Une journaliste de Franceinfo, venue couvrir un rassemblement en apparence paisible, s’est retrouvée prise pour cible en plein cœur de Paris. La scène, survenue place de la République lundi en fin d’après-midi, a mis en lumière une violence aussi soudaine qu’inacceptable à l’égard des reporters.

Une prise à partie choquante

Alors que le direct était entamé depuis quelques instants seulement, un individu a surgi dans le champ de la caméra. Sans préambule, il a hurlé « Franceinfo désinformation » et a violemment saisi le bras de la journaliste, interrompant l’intervention. Cette dernière, Éléonore Bailly, envoyée spéciale pour la chaîne d’info en continu, commentait l’ambiance relativement calme d’une manifestation de soutien au « Madleen », navire humanitaire bloqué par l’armée israélienne. Selon les témoins, l’homme semblait exalté et a lancé une insulte directe : « facho ». Le geste, brutal et inattendu, a suffi à plonger l’équipe technique dans l’inquiétude. Franceinfo n’a pas attendu pour prendre sa décision : les journalistes ont été évacués de la manifestation sur-le-champ.

Insécurité permanente pour les journalistes ?
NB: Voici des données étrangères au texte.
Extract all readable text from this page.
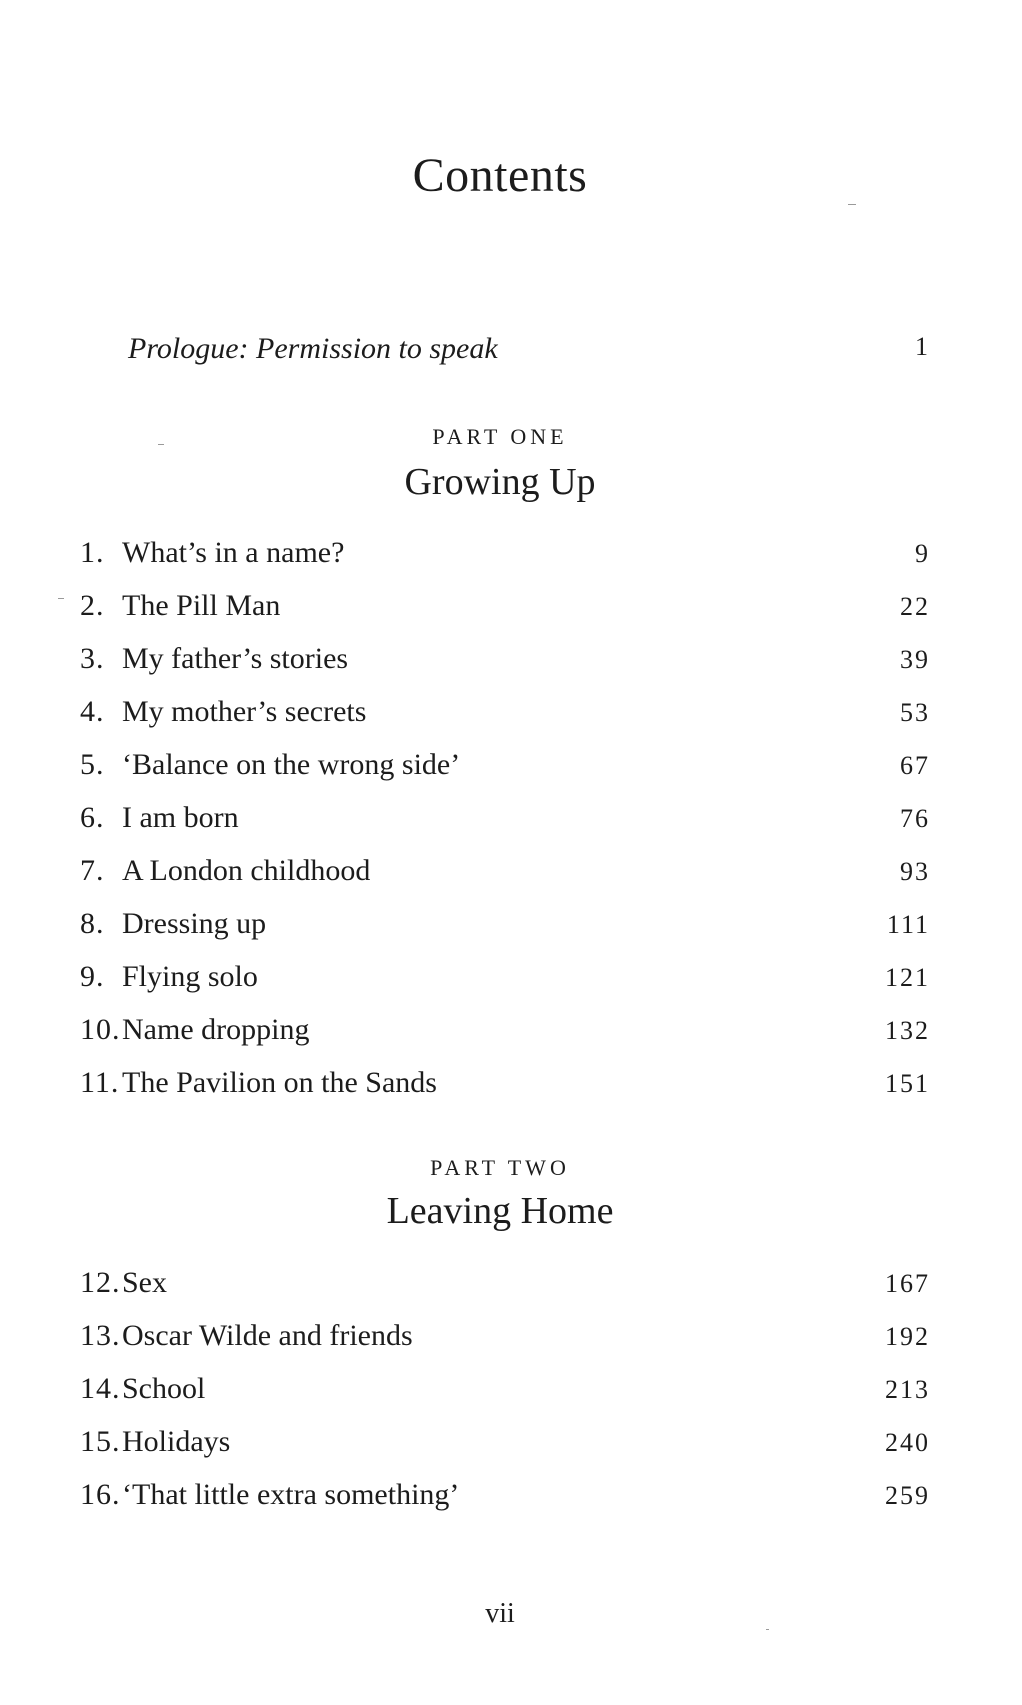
Contents
Prologue: Permission to speak	1
PART ONE
Growing Up
1. What’s in a name?	9
2. The Pill Man	22
3. My father’s stories	39
4. My mother’s secrets	53
5. ‘Balance on the wrong side’	67
6. I am born	76
7. A London childhood	93
8. Dressing up	111
9. Flying solo	121
10. Name dropping	132
11. The Pavilion on the Sands	151
PART TWO
Leaving Home
12. Sex	167
13. Oscar Wilde and friends	192
14. School	213
15. Holidays	240
16. ‘That little extra something’	259
vii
Contactée, Muriel Pleynet, directrice de Franceinfo TV, a indiqué que « cela en est heureusement resté là », tout en reconnaissant l’état de choc de l’équipe. L’incident, bien que sans blessé, relance une inquiétude persistante : celle d’un climat de défiance — voire d’agressivité — croissante envers les médias. Franceinfo réfléchit désormais à un renforcement de la sécurité de ses reporters sur le terrain. La direction admet que cette manifestation n’était, à l’origine, pas considérée comme risquée. À l’avenir, chaque déplacement d’équipe pourrait faire l’objet d’une évaluation spécifique. L’agression d’une journaliste en direct ne devrait jamais être banalisée. Ce qui s’est joué place de la République n’est pas un simple débordement, mais une atteinte claire à la liberté d’informer. Une indignation légitime s’est exprimée dans la profession. Franceinfo, comme de nombreux médias, rappelle son soutien à ses équipes, et appelle au respect du travail journalistique, indispensable à toute démocratie digne de ce nom.